Pinergy charges roughly €553 more annually than Waterpower for the same 4,200 kWh of consumption — a premium driven primarily by higher unit rates and standing charges baked into the PAYG model.

The next table details the rate components for the two dedicated prepaid suppliers alongside a representative bill-pay option for comparison.

Provider Unit rate (cent/kWh) Standing charge Prepayment service charge
PrepayPower 30.84 (pre-VAT) €435/year 45.04 cent/day
Pinergy 33.97 (pre-VAT) €410/year Included in standing
Waterpower Varies by tariff Varies N/A (bill-pay only)
Bord Gáis Energy Varies by tariff Varies Available for hardship
Electric Ireland Varies by tariff Varies Smart PAYG option

Upsides

  • Switching suppliers is free and takes minutes online
  • Discounted plans can save up to €391 per year
  • Prepay options available from multiple suppliers
  • CRU-accredited tools ensure accurate savings estimates
  • 11 suppliers create genuine price competition

Downsides

  • PAYG always costs more than bill-pay for equivalent usage
  • Discounted tariffs expire, reverting to higher standard rates
  • Northern Ireland has only 6 providers — separate market
  • Most expensive providers don’t self-identify as such
  • Smart meter installation may be required for best data

“As of December 2025, the cheapest pay as you go electricity in Ireland is PrepayPower with an estimated annual bill of €1,853.06 including VAT.”

— Selectra.ie (Energy Comparison Site)

“Our Prepayment Service Charge is 45.04 cent per day.”

— PrepayPower.ie (Supplier)

Editor’s note

The Irish electricity market has no universally “best” supplier — only the best supplier for your usage profile and payment method. Annual comparison reviews are the single most effective way to protect your household budget.

Related reading: Aged Pension Australia Rates

Additional sources

switcher.ie

While scouting Ireland’s electricity deals like Waterpower or PrepayPower, cheapest gas and electric suppliers spotlight the best bundled gas options for even bigger savings.

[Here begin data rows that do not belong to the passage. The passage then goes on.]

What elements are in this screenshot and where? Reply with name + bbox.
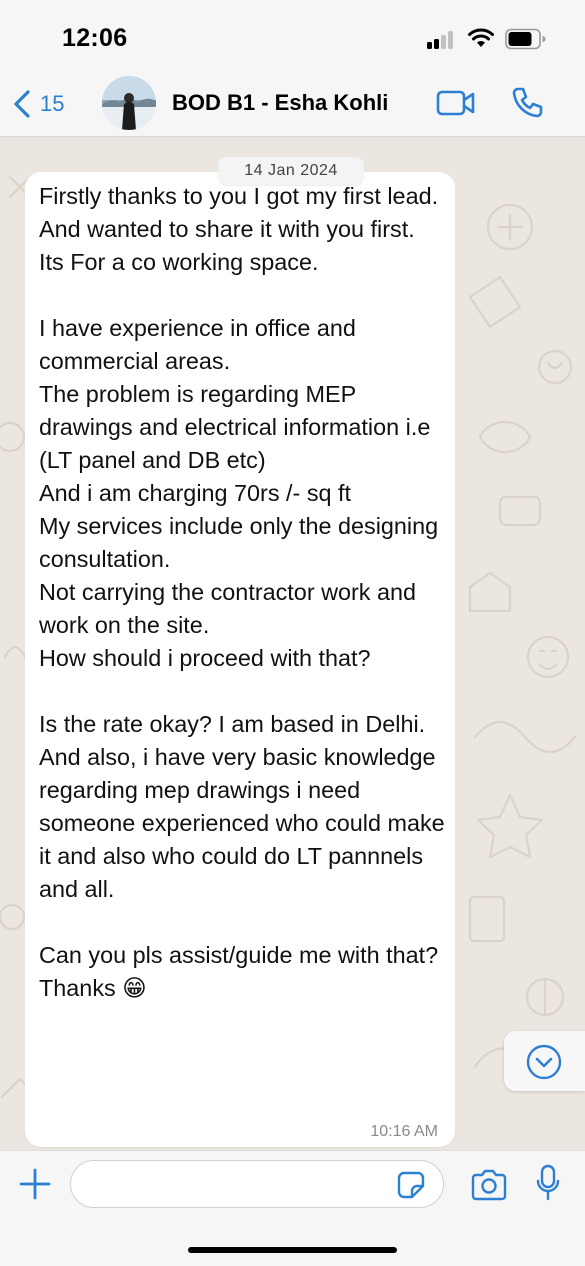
video-camera-icon[interactable] bbox=[436, 89, 476, 117]
message-timestamp: 10:16 AM bbox=[370, 1123, 438, 1140]
phone-icon[interactable] bbox=[510, 86, 544, 120]
chat-header: 15 BOD B1 - Esha Kohli bbox=[0, 70, 585, 137]
cellular-signal-icon bbox=[427, 29, 457, 49]
message-composer bbox=[0, 1150, 585, 1266]
status-bar: 12:06 bbox=[0, 0, 585, 70]
status-time: 12:06 bbox=[62, 24, 128, 52]
home-indicator bbox=[188, 1247, 397, 1253]
unread-count: 15 bbox=[40, 91, 65, 116]
contact-name[interactable]: BOD B1 - Esha Kohli bbox=[172, 90, 388, 116]
avatar[interactable] bbox=[102, 76, 156, 130]
sticker-icon[interactable] bbox=[396, 1170, 426, 1200]
back-button[interactable]: 15 bbox=[12, 88, 64, 120]
scroll-to-bottom-button[interactable] bbox=[504, 1031, 585, 1091]
message-input[interactable] bbox=[70, 1160, 444, 1208]
chevron-left-icon bbox=[14, 90, 30, 118]
chevron-down-circle-icon bbox=[526, 1044, 562, 1080]
message-text: Firstly thanks to you I got my first lea… bbox=[39, 183, 445, 1001]
message-bubble[interactable]: Firstly thanks to you I got my first lea… bbox=[25, 172, 455, 1147]
microphone-icon[interactable] bbox=[536, 1164, 560, 1202]
wifi-icon bbox=[468, 28, 494, 47]
date-chip: 14 Jan 2024 bbox=[218, 157, 364, 185]
plus-icon[interactable] bbox=[18, 1167, 52, 1201]
battery-icon bbox=[505, 28, 546, 50]
camera-icon[interactable] bbox=[470, 1169, 508, 1201]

Frequently asked questions

How do I compare electricity rates online?

Visit an accredited comparison tool like Bonkers.ie (CRU accredited) or Switcher.ie, enter your estimated annual consumption (the industry standard is 4,200 kWh), and filter by payment method. Both platforms allow you to compare all 11 licensed Irish suppliers in one view, including current discounted rates and standing charges.

What affects electricity rates in Ireland?

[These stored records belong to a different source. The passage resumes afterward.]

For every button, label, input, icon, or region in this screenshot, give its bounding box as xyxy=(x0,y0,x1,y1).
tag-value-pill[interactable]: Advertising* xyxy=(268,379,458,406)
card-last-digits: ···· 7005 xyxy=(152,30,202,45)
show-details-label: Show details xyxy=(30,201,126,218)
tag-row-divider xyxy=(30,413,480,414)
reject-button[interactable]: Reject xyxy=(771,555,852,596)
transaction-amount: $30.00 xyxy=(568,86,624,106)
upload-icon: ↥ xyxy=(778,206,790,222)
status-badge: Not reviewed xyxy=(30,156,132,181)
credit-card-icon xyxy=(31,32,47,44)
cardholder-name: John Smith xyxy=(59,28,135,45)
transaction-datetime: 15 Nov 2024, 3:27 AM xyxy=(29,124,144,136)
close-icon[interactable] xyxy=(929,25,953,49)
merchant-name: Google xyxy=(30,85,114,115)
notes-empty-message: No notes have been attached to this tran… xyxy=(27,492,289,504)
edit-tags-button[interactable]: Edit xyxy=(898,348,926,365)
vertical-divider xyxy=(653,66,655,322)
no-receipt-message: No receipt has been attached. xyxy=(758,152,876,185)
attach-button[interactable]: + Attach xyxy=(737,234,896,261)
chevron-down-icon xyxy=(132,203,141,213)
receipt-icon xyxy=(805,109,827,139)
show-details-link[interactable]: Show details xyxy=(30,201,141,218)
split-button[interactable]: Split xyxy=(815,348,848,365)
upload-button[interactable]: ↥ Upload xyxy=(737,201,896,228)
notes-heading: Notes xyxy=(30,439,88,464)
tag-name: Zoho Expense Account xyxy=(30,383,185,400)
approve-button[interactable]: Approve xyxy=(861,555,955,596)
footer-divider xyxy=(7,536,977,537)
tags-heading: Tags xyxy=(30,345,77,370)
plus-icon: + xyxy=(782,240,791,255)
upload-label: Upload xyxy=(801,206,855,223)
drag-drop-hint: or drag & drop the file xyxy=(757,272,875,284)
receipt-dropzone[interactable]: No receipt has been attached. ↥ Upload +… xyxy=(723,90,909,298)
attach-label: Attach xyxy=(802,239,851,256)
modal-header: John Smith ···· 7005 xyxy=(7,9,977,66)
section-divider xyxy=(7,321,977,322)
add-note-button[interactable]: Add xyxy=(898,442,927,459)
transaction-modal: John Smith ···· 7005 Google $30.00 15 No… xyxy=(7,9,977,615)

Three variables determine your annual bill: unit rate (price per kWh), standing charge, and meter type (standard, day/night, or smart). Discount duration also matters — introductory tariffs typically last 12 months before reverting to standard (higher) rates.

Are there fixed rate electricity plans?

Yes. Yuno Energy and some other suppliers offer fixed-term plans that lock in your unit rate for a set period, typically 12 months. These provide billing predictability but may not always be the cheapest option if market prices drop during the contract term.

How to switch electricity suppliers?

Use a comparison site to identify the best current rate, apply directly through the supplier’s website (or via the comparison platform), and provide your MPRN (Meter Point Reference Number). The switch is handled administratively — there’s no physical visit required for standard meters, and it’s free in most cases.

What are dual fuel discounts?

Dual fuel plans bundle electricity and gas from the same supplier, often offering a combined discount of up to €391 annually versus separate contracts. Switcher.ie and Bord Gáis Energy are prominent dual fuel providers in Ireland.

Is prepaid electricity cheaper?

No. Prepaid electricity includes a Prepayment Service Charge that bill-pay customers don’t pay, making PAYG inherently more expensive per unit. The cheapest bill-pay plan (€1,491/year) costs roughly €362 less annually than the cheapest PAYG option (€1,853/year) for identical usage.